Experiments on Parallel Training of Deep Neural Network using Model Averaging

Experiments on Parallel Training of Deep Neural Network using Model Averaging

Abstract

In this work we apply model averaging to parallel training of deep neural network (DNN). Parallelization is done in a model averaging manner. Data is partitioned and distributed to different nodes for local model updates, and model averaging across nodes is done every few minibatches.

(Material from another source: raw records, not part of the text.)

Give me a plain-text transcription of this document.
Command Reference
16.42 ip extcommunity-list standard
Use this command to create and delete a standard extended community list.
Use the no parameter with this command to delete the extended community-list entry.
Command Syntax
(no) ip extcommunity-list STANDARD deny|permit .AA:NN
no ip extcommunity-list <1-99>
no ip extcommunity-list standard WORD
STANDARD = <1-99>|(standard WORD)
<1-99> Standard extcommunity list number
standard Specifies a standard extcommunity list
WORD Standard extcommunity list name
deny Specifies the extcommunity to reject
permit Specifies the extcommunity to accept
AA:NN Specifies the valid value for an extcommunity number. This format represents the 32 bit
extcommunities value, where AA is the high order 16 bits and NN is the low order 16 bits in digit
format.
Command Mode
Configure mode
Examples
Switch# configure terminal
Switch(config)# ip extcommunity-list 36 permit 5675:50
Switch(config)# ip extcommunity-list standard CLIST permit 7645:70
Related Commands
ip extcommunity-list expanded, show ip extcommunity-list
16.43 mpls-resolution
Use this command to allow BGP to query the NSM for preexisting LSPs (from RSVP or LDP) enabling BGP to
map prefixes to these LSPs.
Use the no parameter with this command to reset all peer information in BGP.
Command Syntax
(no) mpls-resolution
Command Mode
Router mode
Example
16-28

We use multiple GPUs for data parallelization, and Message Passing Interface (MPI) for communication between nodes, which allows us to perform model averaging frequently without losing much time on communication. We investigate the effectiveness of Natrual Gradient Stochasitc Gradient Descent (NG-SGD) and Restricted Boltzmann Machine (RBM) pretraining for parallel training in model-averaging framework, and explore the best setups in term of different learning rate schedules, averaging frequencies and minibatch sizes. It is shown that NG-SGD and RBM pretraining benefits parameter-averaging based model training. On the 300h Swithboard dataset, a 9.3 times speedup is achieved using 16 GPUs and 17 times speedup using 32 GPUs with limited decoding accuracy loss. 111This work is not submitted to peer-review conferences because the authors think it needs more investigation. The authors are in lack of resources to perform further exploration. However, we welcome any comments and suggestions.

Experiments on Parallel Training of Deep Neural Network using Model Averaging

Hang Su, Haoyu Chen, Haihua Xu
International Computer Science Institute, Berkeley, California, US
Dept. of Electrical Engineering & Computer Science, University of California, Berkeley, CA, USA
Nanyang Technological University, Singapore
{suhang3240@gmail.com}


Index Terms—  Parallel training, model averaging, deep neural network, natural gradient

1 Introduction

Deep Neural Networks (DNN) has shown its effeciveness in several machine learning tasks, espencially in speech recognition. The large model size and massive training examples make DNN a powerful model for classification. However, these two factors also slow down the training procedure.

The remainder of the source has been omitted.